The Number-One human fear seems to be speaking before
a group, so it doesn’t take a rocket scientist to know that public speaking
creates an enormous stress factor for a lot of people. But it’s important to
realize that although stress is a communication killer, nervousness is an
asset.
Confidence can be Learned
As
a speaker, you’re relating directly to an audience. Any group needs to believe
that you seem comfortable, that you have confidence in yourself. Otherwise, they’ll
never be able to have confidence in your message.
Without
confidence, you have:
·
Fear.
·
Stress.
·
Tension.
·
Self-consciousness.
·
A rapid heartbeat that you can feel.
·
Disorganized thoughts.
·
Dryness (in your mouth).
·
Wetness (everywhere else).
·
Evident signs of discomfort.
With confidence, you have:
·
Control (of self and audience).
·
Comfort.
·
Presence of mind to think.
·
Positive nervous energy making you
dynamic.
·
The ability to concentrate on your
message and your audience.
How to Gain Confidence
In anything you do, the greater your confidence in
yourself and your abilities, the stronger your impact.

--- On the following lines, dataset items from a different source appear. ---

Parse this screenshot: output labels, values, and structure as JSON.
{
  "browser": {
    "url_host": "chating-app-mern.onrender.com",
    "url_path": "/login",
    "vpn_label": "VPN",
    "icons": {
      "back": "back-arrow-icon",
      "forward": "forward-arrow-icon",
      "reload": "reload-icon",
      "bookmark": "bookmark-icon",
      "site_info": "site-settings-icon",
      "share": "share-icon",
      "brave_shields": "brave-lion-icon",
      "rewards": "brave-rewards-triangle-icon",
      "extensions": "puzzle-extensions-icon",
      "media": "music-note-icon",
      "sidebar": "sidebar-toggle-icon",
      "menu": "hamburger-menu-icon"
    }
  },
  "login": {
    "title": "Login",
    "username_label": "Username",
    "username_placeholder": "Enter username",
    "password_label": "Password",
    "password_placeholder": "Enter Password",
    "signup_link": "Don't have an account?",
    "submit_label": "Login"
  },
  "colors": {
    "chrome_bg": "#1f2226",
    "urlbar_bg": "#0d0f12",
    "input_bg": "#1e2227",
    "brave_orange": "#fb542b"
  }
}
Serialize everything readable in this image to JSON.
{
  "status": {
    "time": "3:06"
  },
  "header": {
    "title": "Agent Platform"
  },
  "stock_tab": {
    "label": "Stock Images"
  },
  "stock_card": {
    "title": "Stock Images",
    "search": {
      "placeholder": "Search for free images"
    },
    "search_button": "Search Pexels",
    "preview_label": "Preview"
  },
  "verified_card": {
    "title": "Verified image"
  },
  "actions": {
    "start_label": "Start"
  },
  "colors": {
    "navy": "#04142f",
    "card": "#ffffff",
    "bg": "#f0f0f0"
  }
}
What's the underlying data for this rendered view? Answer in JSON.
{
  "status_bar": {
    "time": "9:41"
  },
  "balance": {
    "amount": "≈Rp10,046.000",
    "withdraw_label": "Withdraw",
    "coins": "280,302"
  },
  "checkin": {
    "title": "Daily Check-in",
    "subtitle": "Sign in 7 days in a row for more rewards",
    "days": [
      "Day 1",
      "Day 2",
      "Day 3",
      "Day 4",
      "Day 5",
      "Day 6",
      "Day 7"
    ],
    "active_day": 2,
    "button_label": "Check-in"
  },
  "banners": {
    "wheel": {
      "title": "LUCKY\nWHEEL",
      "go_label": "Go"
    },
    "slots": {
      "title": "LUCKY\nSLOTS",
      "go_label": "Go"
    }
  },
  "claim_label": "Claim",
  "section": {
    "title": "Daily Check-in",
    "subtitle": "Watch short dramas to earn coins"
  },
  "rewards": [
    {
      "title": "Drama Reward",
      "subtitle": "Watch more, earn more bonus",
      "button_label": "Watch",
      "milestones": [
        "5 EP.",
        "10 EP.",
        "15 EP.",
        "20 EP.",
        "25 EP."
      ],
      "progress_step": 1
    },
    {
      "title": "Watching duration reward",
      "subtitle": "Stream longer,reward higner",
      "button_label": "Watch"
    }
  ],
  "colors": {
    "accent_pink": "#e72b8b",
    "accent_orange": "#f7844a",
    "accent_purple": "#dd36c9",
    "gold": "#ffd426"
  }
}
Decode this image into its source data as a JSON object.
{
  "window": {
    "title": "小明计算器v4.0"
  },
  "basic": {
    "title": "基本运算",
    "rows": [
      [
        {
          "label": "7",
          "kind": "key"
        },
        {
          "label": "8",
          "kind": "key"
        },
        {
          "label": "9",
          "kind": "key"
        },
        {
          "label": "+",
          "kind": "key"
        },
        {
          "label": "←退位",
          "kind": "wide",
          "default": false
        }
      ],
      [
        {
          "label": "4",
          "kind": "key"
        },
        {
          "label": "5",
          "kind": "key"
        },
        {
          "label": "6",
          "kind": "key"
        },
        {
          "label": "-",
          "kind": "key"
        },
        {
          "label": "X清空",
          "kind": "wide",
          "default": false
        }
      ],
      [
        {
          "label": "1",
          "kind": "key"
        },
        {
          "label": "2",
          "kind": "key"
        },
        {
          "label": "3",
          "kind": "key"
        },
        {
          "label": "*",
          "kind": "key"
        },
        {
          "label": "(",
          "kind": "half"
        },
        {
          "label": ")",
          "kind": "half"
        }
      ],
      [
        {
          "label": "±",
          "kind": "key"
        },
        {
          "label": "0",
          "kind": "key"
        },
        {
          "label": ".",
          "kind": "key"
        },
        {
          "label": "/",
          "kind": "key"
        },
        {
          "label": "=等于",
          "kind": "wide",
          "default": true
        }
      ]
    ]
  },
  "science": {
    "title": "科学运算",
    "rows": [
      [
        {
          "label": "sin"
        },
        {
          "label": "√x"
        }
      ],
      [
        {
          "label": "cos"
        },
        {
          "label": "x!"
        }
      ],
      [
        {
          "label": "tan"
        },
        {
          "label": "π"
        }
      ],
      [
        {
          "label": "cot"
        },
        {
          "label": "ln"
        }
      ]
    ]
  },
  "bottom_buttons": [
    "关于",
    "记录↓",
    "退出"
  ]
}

That’s not cockiness, mind you. It’s being prepared.
It’s knowing how to take control of your own metabolism and turn your stress
into nervousness that generates enthusiasm and energy.
The Secret Key
Improper
Breathing
Remember
the speaker who kept gasping for breath and audibly sucking in air in the
middle of sentence? Remember the ones who preceded every fifth word with
“uh…uh…uh” until you could think of nothing but their discomfort and your own
boredom? In each case you remember that you were in pain for them. But do you
remember the message? Probably not.
In
winter, the coughs and sneezes you suffer are usually a sign that something is
wrong. You probably have a cold. You’re getting sick. In much the same way, the
“uh…uh…uhs” and the stammering and groping are signs that something is wrong.
That
“something” is lack of Control.
Unlearn bad
breathing techniques
Incorrect breathing often comes from military
training, exaggerated posture training, and an involuntary reaction to stress
and fear. It goes back to the terrible notion of “take a deep breath.” The
command should be “take a diaphragmatic breath.”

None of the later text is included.